La seule représentation contemporaine connue de Jeanne d'Arc est esquissée à la plume en marge d'un registre par Clément de Fauquembergue, le [205]. Chanoine du chapitre cathédral de Paris, il exerce également les fonctions de greffier au parlement de Paris, cour souveraine rendant alors la justice au nom de la double monarchie franco-anglaise. Chargé notamment de la tenue des registres dits du conseil[n 22], Fauquembergue y consigne en latin les arrêts du parlement ainsi que des détails de procédure et divers événements publics, des naissances princières aux nouvelles militaires, dont la levée du siège d'Orléans qu'il relate de manière édulcorée, en esquissant également un croquis de Jeanne d'Arc telle qu'il se l'imagine[206]. N'ayant jamais vu la Pucelle, le greffier la dessine par ouï-dire[207], sans prétendre au portrait physique réaliste. Ce croquis allégorique d'une femme en armes évoque probablement des figures disparates comme Judith, Débora, les sybilles et les amazones[208],[202]. L'image peut également renvoyer à la représentation d'une indécente[207] « fille à soldats » accoutrée d'une robe féminine décolletée et dotée d'une poitrine généreuse, à l'image des rumeurs anglo-bourguignonnes relatives à une orgueilleuse ribaude usurpant le rôle d'un chevalier. Nu-tête et « décoiffée » sans chaperon protecteur[209], ses cheveux longs dénoués caractérisent la prostituée ou la prophétesse, femmes hors de l'ordre social médiéval. À ces attributs féminins symboliques[208], pourtant délaissés par la Pucelle qui portait l'habit masculin et la coupe en sébile[210], Fauquembergue ajoute une épée et un étendard à deux queues arborant les initiales « JHS » (« Jhesu »)[211], détails puisés dans les échos de la levée du siège d'Orléans[212] parvenus jusqu'à Paris[206],[213].
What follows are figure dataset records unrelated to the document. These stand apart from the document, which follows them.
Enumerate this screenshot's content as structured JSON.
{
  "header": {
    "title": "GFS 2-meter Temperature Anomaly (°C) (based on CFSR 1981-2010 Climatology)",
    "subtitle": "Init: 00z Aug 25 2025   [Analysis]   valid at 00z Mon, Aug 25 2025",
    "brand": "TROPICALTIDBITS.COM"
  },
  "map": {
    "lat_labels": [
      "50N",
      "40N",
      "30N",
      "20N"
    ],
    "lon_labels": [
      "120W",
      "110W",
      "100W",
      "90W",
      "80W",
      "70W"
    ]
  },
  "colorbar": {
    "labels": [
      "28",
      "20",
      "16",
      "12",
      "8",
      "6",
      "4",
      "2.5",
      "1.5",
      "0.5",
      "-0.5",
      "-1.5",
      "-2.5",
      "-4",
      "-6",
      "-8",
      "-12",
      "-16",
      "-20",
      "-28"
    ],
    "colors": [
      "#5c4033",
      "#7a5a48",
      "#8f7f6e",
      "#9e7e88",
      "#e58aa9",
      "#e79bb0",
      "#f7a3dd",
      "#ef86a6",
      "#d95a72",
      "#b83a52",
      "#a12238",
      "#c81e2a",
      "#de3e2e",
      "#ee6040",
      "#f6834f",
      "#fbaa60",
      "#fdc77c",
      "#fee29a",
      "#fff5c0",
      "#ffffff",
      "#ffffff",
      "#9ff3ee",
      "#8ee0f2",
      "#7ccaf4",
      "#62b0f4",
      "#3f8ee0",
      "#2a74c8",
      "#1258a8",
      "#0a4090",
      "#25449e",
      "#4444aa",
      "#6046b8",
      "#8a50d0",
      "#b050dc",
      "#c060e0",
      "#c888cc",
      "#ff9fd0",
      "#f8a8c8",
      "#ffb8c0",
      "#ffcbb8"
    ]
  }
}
Durant l'Ancien Régime, Jeanne d'Arc est fréquemment figurée à l'imitation du portrait dit des échevins (1581), conservé au musée historique et archéologique de l'Orléanais. L'héroïne y arbore une longue chevelure, un large béret à cinq plumes ainsi qu'une robe décolletée avec des manches à crevés correspondant à la mode du règne de François Ier. Cette curieuse représentation anachronique d'une « guerrière en costume de cour » définit un type abondamment reproduit depuis le XVIe siècle jusqu'au premier tiers du XIXe siècle[214],[215].

Or, en 1837, sous la monarchie de Juillet, la princesse Marie d'Orléans sculpte une Pucelle en armure, la chevelure mi-longue, dans une attitude de prière intériorisée. Cette statue opère une révolution iconographique dont la modernité tranche avec une « tradition vieille de deux siècles et demi » perpétuée par toutes les images dérivées du « portrait des échevins »[216].

Par ailleurs, une lettrine historiée, dite de Jeanne d'Arc à l'étendard, est reproduite sur les couvertures de plusieurs ouvrages consacrés à la Pucelle. Prétendument peinte au XVe siècle, l'image constitue vraisemblablement un faux commis au tournant des XIXe et XXe siècles par l'Alsacien Georges Spetz (1844-1914), peintre originaire d'Issenheim[217],[218].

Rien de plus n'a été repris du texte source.